Out of all of the home versions, probably the PC Engine and the Sega Saturn were the best ones, until now that is that we have the Amiga OS4 version which uses the MAME Arcade roms for data. Ok i know that is cheating a little, but we Amiga users deserve to have the best home version out there.
So how does it look on Amiga OS 4.1, well the version is pretty much arcade perfect
The game can either be run in low or high res modes with or without scanlines and either at 30 FPS or a very quick 60 FPS at which point you really notice the game fly.
You also have the option to select the Japanese version of tracks although you will need to obtain the Japanese romset which is numbered FD1089A 317-0019. Google will be your friend here if you do not already have the roms loaded from elsewhere,
Gameplay wise it is still the classic this was 30 years ago with the added advantage of that you have a native OS4.1 version which leaves the competition standing although I have to say the Sega Saturn version remains one of my favourite ports.
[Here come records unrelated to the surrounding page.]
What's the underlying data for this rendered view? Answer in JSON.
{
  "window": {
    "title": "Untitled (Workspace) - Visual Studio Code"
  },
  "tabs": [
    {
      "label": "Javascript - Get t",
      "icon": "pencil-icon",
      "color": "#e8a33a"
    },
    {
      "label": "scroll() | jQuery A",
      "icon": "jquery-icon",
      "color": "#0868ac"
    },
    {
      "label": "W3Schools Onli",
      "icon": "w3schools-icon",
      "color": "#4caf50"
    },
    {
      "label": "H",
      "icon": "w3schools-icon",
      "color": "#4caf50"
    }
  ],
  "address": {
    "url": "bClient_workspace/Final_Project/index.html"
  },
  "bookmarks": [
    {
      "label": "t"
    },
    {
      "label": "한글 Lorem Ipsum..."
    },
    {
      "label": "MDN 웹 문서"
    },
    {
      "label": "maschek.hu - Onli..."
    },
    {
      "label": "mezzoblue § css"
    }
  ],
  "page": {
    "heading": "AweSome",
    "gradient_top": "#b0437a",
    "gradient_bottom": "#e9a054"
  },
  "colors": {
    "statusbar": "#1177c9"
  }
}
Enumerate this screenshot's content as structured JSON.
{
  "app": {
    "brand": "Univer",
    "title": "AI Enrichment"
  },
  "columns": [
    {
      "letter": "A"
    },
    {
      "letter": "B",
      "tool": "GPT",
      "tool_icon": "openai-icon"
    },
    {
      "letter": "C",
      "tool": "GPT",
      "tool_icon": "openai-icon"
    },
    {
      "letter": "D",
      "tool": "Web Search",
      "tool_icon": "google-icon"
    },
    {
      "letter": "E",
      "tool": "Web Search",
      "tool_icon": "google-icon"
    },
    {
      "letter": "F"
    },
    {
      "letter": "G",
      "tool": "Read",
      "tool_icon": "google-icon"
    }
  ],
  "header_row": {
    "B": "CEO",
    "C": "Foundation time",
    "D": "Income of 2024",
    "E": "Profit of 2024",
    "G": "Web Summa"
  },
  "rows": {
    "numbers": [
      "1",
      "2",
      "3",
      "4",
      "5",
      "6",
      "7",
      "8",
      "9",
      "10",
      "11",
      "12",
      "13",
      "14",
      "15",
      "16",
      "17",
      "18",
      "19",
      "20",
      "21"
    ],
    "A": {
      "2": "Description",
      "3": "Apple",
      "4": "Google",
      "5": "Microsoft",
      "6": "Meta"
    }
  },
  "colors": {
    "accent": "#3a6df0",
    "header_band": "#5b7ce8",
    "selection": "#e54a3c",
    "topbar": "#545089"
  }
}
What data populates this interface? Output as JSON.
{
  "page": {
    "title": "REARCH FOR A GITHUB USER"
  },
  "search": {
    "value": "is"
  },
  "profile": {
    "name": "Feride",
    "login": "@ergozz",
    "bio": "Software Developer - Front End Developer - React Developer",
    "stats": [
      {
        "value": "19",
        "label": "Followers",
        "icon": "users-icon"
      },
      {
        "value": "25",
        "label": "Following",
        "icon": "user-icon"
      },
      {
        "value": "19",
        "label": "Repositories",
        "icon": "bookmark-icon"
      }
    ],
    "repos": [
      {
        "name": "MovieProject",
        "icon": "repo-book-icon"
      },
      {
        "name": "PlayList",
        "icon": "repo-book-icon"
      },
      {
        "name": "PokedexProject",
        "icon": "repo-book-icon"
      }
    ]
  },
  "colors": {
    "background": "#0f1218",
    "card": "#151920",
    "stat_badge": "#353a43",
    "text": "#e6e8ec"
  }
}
Cannonball has also been ported to 68K classic Amiga machines, so the good news for those with a Vampire accelerator card powerful enough to run it, means that they too can get the Amiga version of Outrun we so desperately wanted to see.
Cannonball can be downloaded from OS4depot.com free of charge.
So in conclusion, for Amiga OS4 specific driving games we have a few options but aside from Cannonball/Outrun nothing too outstanding . I personally would like to see a few more games make an appearance, perhaps something along the lines of the Asphalt series or a port of one of the Need for Speed series of games. I wonder if anyone would be up for the task of porting such games over?